Networking for Distributed AI – What’s so special about it
Y2E2 111
Zoom
About the talk: Distributed AI workloads are unique in the way they make use of the network. As a consequence, traditional networking solutions are not ideal for interconnecting the massive number of processors deployed in clusters for AI training and inference. Given that the network plays a key role in Distributed AI’s performance and power consumption, academia and industry have devoted an enormous amount effort to develop specialized solutions.
After analyzing the unique networking requirements of distributed AI workloads, this talk describes the network architectures commonly used to achieve the extreme scale of AI clusters and the standard protocol stacks developed for this specific context. It then considers the benefits of more advanced solutions to address the needs of distributed AI workloads, such as collective communication offload and optical networking.
About the speaker: Mario Baldi is a Fellow at AMD, Research and Advanced Development.

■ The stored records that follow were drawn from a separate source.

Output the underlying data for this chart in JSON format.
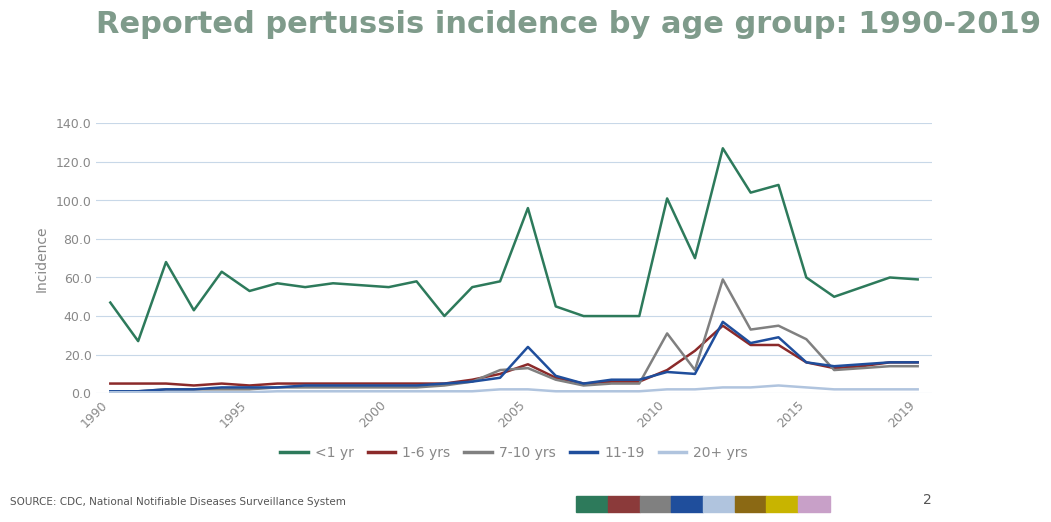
{
  "title": "Reported pertussis incidence by age group: 1990-2019",
  "ylabel": "Incidence",
  "source_text": "SOURCE: CDC, National Notifiable Diseases Surveillance System",
  "slide_number": "2",
  "background_color": "#ffffff",
  "title_color": "#7f9b8b",
  "title_fontsize": 22,
  "years": [
    1990,
    1991,
    1992,
    1993,
    1994,
    1995,
    1996,
    1997,
    1998,
    1999,
    2000,
    2001,
    2002,
    2003,
    2004,
    2005,
    2006,
    2007,
    2008,
    2009,
    2010,
    2011,
    2012,
    2013,
    2014,
    2015,
    2016,
    2017,
    2018,
    2019
  ],
  "series": {
    "lt1yr": {
      "label": "<1 yr",
      "color": "#2d7a5b",
      "values": [
        47,
        27,
        68,
        43,
        63,
        53,
        57,
        55,
        57,
        56,
        55,
        58,
        40,
        55,
        58,
        96,
        45,
        40,
        40,
        40,
        101,
        70,
        127,
        104,
        108,
        60,
        50,
        55,
        60,
        59
      ]
    },
    "1to6yr": {
      "label": "1-6 yrs",
      "color": "#8b2a2a",
      "values": [
        5,
        5,
        5,
        4,
        5,
        4,
        5,
        5,
        5,
        5,
        5,
        5,
        5,
        7,
        10,
        15,
        8,
        5,
        6,
        6,
        12,
        22,
        35,
        25,
        25,
        16,
        13,
        14,
        16,
        16
      ]
    },
    "7to10yr": {
      "label": "7-10 yrs",
      "color": "#808080",
      "values": [
        1,
        1,
        2,
        2,
        2,
        2,
        3,
        3,
        3,
        3,
        3,
        3,
        4,
        6,
        12,
        13,
        7,
        4,
        5,
        5,
        31,
        12,
        59,
        33,
        35,
        28,
        12,
        13,
        14,
        14
      ]
    },
    "11to19": {
      "label": "11-19",
      "color": "#1f4e9c",
      "values": [
        1,
        1,
        2,
        2,
        3,
        3,
        3,
        4,
        4,
        4,
        4,
        4,
        5,
        6,
        8,
        24,
        9,
        5,
        7,
        7,
        11,
        10,
        37,
        26,
        29,
        16,
        14,
        15,
        16,
        16
      ]
    },
    "20plus": {
      "label": "20+ yrs",
      "color": "#b0c4de",
      "values": [
        0.5,
        0.5,
        0.5,
        0.5,
        0.5,
        0.5,
        1,
        1,
        1,
        1,
        1,
        1,
        1,
        1,
        2,
        2,
        1,
        1,
        1,
        1,
        2,
        2,
        3,
        3,
        4,
        3,
        2,
        2,
        2,
        2
      ]
    }
  },
  "ylim": [
    0,
    140
  ],
  "yticks": [
    0,
    20,
    40,
    60,
    80,
    100,
    120,
    140
  ],
  "xtick_years": [
    1990,
    1995,
    2000,
    2005,
    2010,
    2015,
    2019
  ],
  "grid_color": "#c8d8e8",
  "tick_color": "#888888",
  "legend_fontsize": 10,
  "footer_color_blocks": [
    "#2d7a5b",
    "#8b3a3a",
    "#808080",
    "#1f4e9c",
    "#b0c4de",
    "#8b6914",
    "#c8b400",
    "#c8a0c8"
  ]
}
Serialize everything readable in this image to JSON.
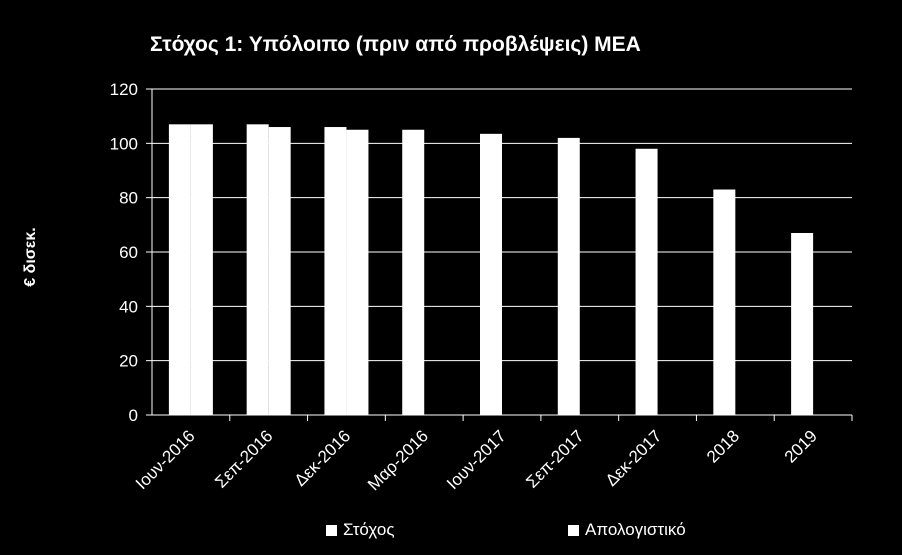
{
  "chart_data": {
    "type": "bar",
    "title": "Στόχος 1: Υπόλοιπο (πριν από προβλέψεις) ΜΕΑ",
    "ylabel": "€ δισεκ.",
    "xlabel": "",
    "ylim": [
      0,
      120
    ],
    "yticks": [
      0,
      20,
      40,
      60,
      80,
      100,
      120
    ],
    "grid": true,
    "legend_position": "bottom",
    "categories": [
      "Ιουν-2016",
      "Σεπ-2016",
      "Δεκ-2016",
      "Μαρ-2016",
      "Ιουν-2017",
      "Σεπ-2017",
      "Δεκ-2017",
      "2018",
      "2019"
    ],
    "series": [
      {
        "name": "Στόχος",
        "values": [
          107,
          107,
          106,
          105,
          103.5,
          102,
          98,
          83,
          67
        ]
      },
      {
        "name": "Απολογιστικό",
        "values": [
          107,
          106,
          105,
          null,
          null,
          null,
          null,
          null,
          null
        ]
      }
    ],
    "colors": {
      "background": "#000000",
      "bars": "#ffffff",
      "grid": "#ffffff",
      "text": "#ffffff"
    }
  }
}
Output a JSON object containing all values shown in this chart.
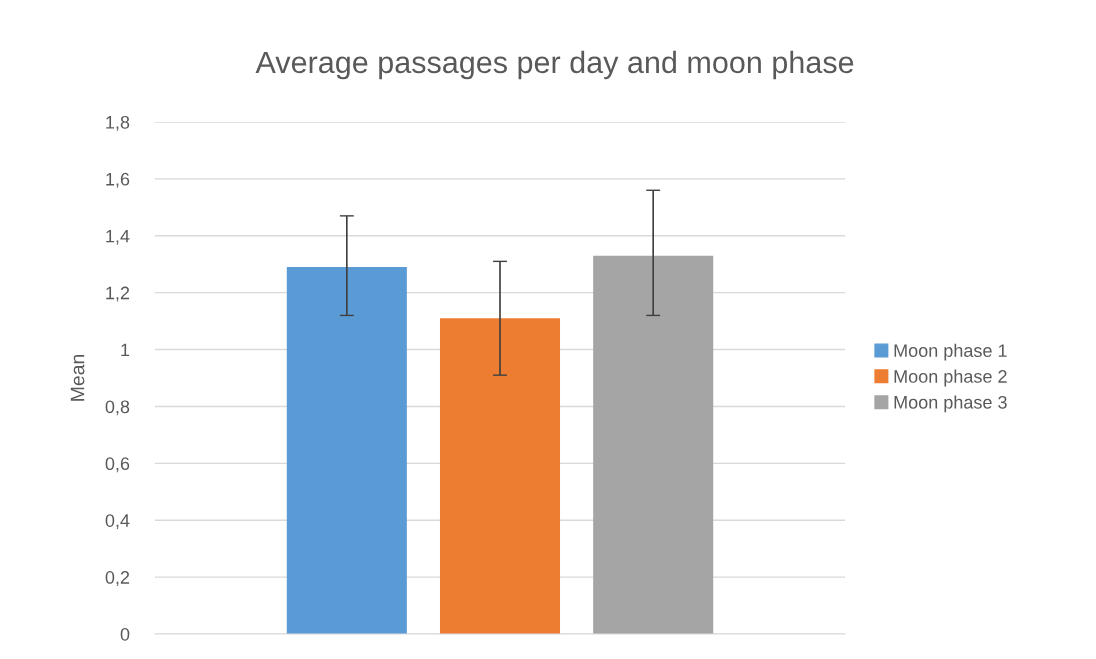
{
  "chart_data": {
    "type": "bar",
    "title": "Average passages per day and moon phase",
    "ylabel": "Mean",
    "categories": [
      null
    ],
    "series": [
      {
        "name": "Moon phase 1",
        "color": "#5b9bd5",
        "values": [
          1.29
        ],
        "errors": [
          [
            1.12,
            1.47
          ]
        ]
      },
      {
        "name": "Moon phase 2",
        "color": "#ed7d31",
        "values": [
          1.11
        ],
        "errors": [
          [
            0.91,
            1.31
          ]
        ]
      },
      {
        "name": "Moon phase 3",
        "color": "#a5a5a5",
        "values": [
          1.33
        ],
        "errors": [
          [
            1.12,
            1.56
          ]
        ]
      }
    ],
    "ylim": [
      0,
      1.8
    ],
    "yticks": [
      {
        "value": 0,
        "label": "0"
      },
      {
        "value": 0.2,
        "label": "0,2"
      },
      {
        "value": 0.4,
        "label": "0,4"
      },
      {
        "value": 0.6,
        "label": "0,6"
      },
      {
        "value": 0.8,
        "label": "0,8"
      },
      {
        "value": 1,
        "label": "1"
      },
      {
        "value": 1.2,
        "label": "1,2"
      },
      {
        "value": 1.4,
        "label": "1,4"
      },
      {
        "value": 1.6,
        "label": "1,6"
      },
      {
        "value": 1.8,
        "label": "1,8"
      }
    ],
    "grid": "y",
    "legend": "right"
  }
}
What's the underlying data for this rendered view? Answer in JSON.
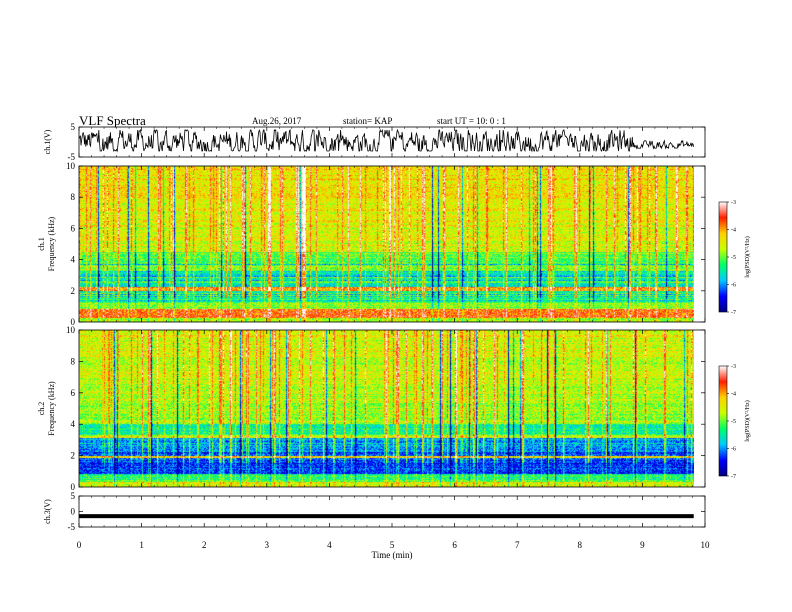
{
  "header": {
    "title": "VLF Spectra",
    "date": "Aug.26, 2017",
    "station": "station= KAP",
    "start": "start  UT =   10: 0  : 1"
  },
  "chart_data": [
    {
      "type": "line",
      "name": "ch1-waveform",
      "ylabel": "ch.1(V)",
      "ylim": [
        -5,
        5
      ],
      "yticks": [
        "5",
        "-5"
      ],
      "xlim": [
        0,
        10
      ],
      "y_range_observed": [
        -3,
        4
      ]
    },
    {
      "type": "heatmap",
      "name": "ch1-spectrogram",
      "ylabel": "ch.1\nFrequency  (kHz)",
      "ylim": [
        0,
        10
      ],
      "yticks": [
        "10",
        "8",
        "6",
        "4",
        "2",
        "0"
      ],
      "xlim": [
        0,
        10
      ],
      "colorbar": {
        "label": "log(PSD)(V²/Hz)",
        "range": [
          -7,
          -3
        ],
        "ticks": [
          "-3",
          "-4",
          "-5",
          "-6",
          "-7"
        ],
        "colors": [
          "#000080",
          "#0000ff",
          "#00c8ff",
          "#00ff66",
          "#c8ff00",
          "#ffd000",
          "#ff2000",
          "#ffffff"
        ]
      },
      "features": {
        "strong_band_khz": [
          0.2,
          0.8
        ],
        "line_khz": [
          2.0,
          2.3,
          5.5
        ],
        "high_energy_above_khz": 4.5
      }
    },
    {
      "type": "heatmap",
      "name": "ch2-spectrogram",
      "ylabel": "ch.2\nFrequency  (kHz)",
      "ylim": [
        0,
        10
      ],
      "yticks": [
        "10",
        "8",
        "6",
        "4",
        "2",
        "0"
      ],
      "xlim": [
        0,
        10
      ],
      "colorbar": {
        "label": "log(PSD)(V²/Hz)",
        "range": [
          -7,
          -3
        ],
        "ticks": [
          "-3",
          "-4",
          "-5",
          "-6",
          "-7"
        ],
        "colors": [
          "#000080",
          "#0000ff",
          "#00c8ff",
          "#00ff66",
          "#c8ff00",
          "#ffd000",
          "#ff2000",
          "#ffffff"
        ]
      },
      "features": {
        "blue_band_khz": [
          0.8,
          2.2
        ],
        "line_khz": [
          2.0,
          3.2
        ],
        "high_energy_above_khz": 4.0
      }
    },
    {
      "type": "line",
      "name": "ch3-waveform",
      "ylabel": "ch.3(V)",
      "ylim": [
        -5,
        5
      ],
      "yticks": [
        "5",
        "0",
        "-5"
      ],
      "xlim": [
        0,
        10
      ],
      "constant_value": -1.5
    }
  ],
  "xaxis": {
    "label": "Time  (min)",
    "ticks": [
      "0",
      "1",
      "2",
      "3",
      "4",
      "5",
      "6",
      "7",
      "8",
      "9",
      "10"
    ],
    "data_end": 9.82
  }
}
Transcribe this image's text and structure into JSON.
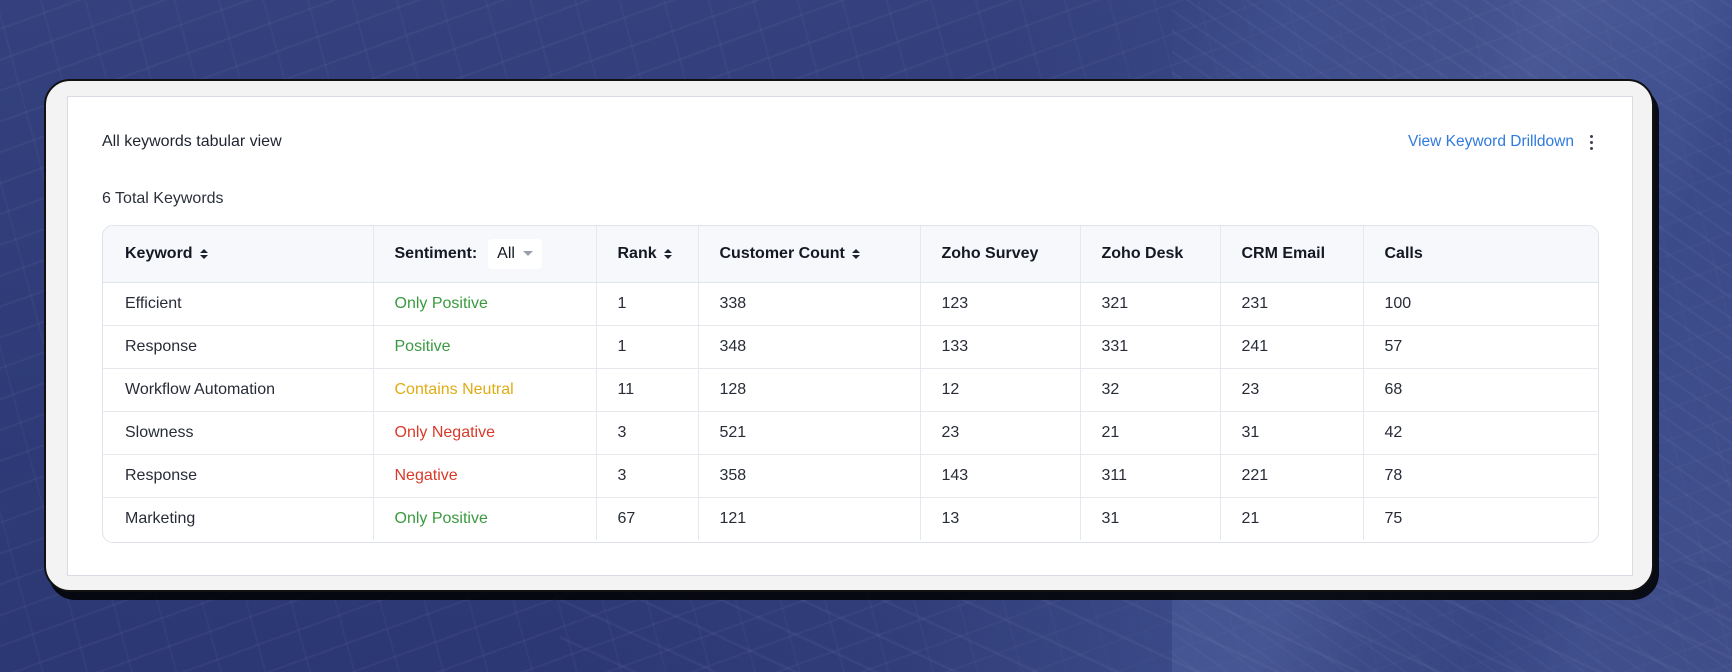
{
  "panel": {
    "title": "All keywords tabular view",
    "drilldown_link": "View Keyword Drilldown",
    "more_icon": "vertical-ellipsis-icon",
    "total_label": "6 Total Keywords"
  },
  "table": {
    "headers": {
      "keyword": "Keyword",
      "sentiment": "Sentiment:",
      "sentiment_filter": "All",
      "rank": "Rank",
      "customer_count": "Customer Count",
      "zoho_survey": "Zoho Survey",
      "zoho_desk": "Zoho Desk",
      "crm_email": "CRM Email",
      "calls": "Calls"
    },
    "rows": [
      {
        "keyword": "Efficient",
        "sentiment": "Only Positive",
        "sentiment_color": "#3a9a3f",
        "rank": "1",
        "customer_count": "338",
        "zoho_survey": "123",
        "zoho_desk": "321",
        "crm_email": "231",
        "calls": "100"
      },
      {
        "keyword": "Response",
        "sentiment": "Positive",
        "sentiment_color": "#3a9a3f",
        "rank": "1",
        "customer_count": "348",
        "zoho_survey": "133",
        "zoho_desk": "331",
        "crm_email": "241",
        "calls": "57"
      },
      {
        "keyword": "Workflow Automation",
        "sentiment": "Contains Neutral",
        "sentiment_color": "#e0ac14",
        "rank": "11",
        "customer_count": "128",
        "zoho_survey": "12",
        "zoho_desk": "32",
        "crm_email": "23",
        "calls": "68"
      },
      {
        "keyword": "Slowness",
        "sentiment": "Only Negative",
        "sentiment_color": "#d83a2a",
        "rank": "3",
        "customer_count": "521",
        "zoho_survey": "23",
        "zoho_desk": "21",
        "crm_email": "31",
        "calls": "42"
      },
      {
        "keyword": "Response",
        "sentiment": "Negative",
        "sentiment_color": "#d83a2a",
        "rank": "3",
        "customer_count": "358",
        "zoho_survey": "143",
        "zoho_desk": "311",
        "crm_email": "221",
        "calls": "78"
      },
      {
        "keyword": "Marketing",
        "sentiment": "Only Positive",
        "sentiment_color": "#3a9a3f",
        "rank": "67",
        "customer_count": "121",
        "zoho_survey": "13",
        "zoho_desk": "31",
        "crm_email": "21",
        "calls": "75"
      }
    ]
  },
  "colors": {
    "link": "#2f7bde",
    "positive": "#3a9a3f",
    "neutral": "#e0ac14",
    "negative": "#d83a2a"
  }
}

He has held various positions in startup and established companies in the computer networking industry, as well as several visiting professorships at Universities in four continents. He has authored over 150 scientific publications and two books; he is an inventor on dozens of patents. While more recently his focus has been on optimizing networking for distributed AI workloads, over the years, Mario's research and engineering work has spanned across various computer networks-related areas, including programmable data planes, big data analytics, trust in distributed software execution, internetworking, high performance switching, optical networking, quality of service, multimedia over packet networks.
Mario holds an M.S. with honors (Summa Cum Laude) in Electrical Engineering and a Ph.D. in Computer and Systems Engineering, both from Politecnico di Torino, Italy.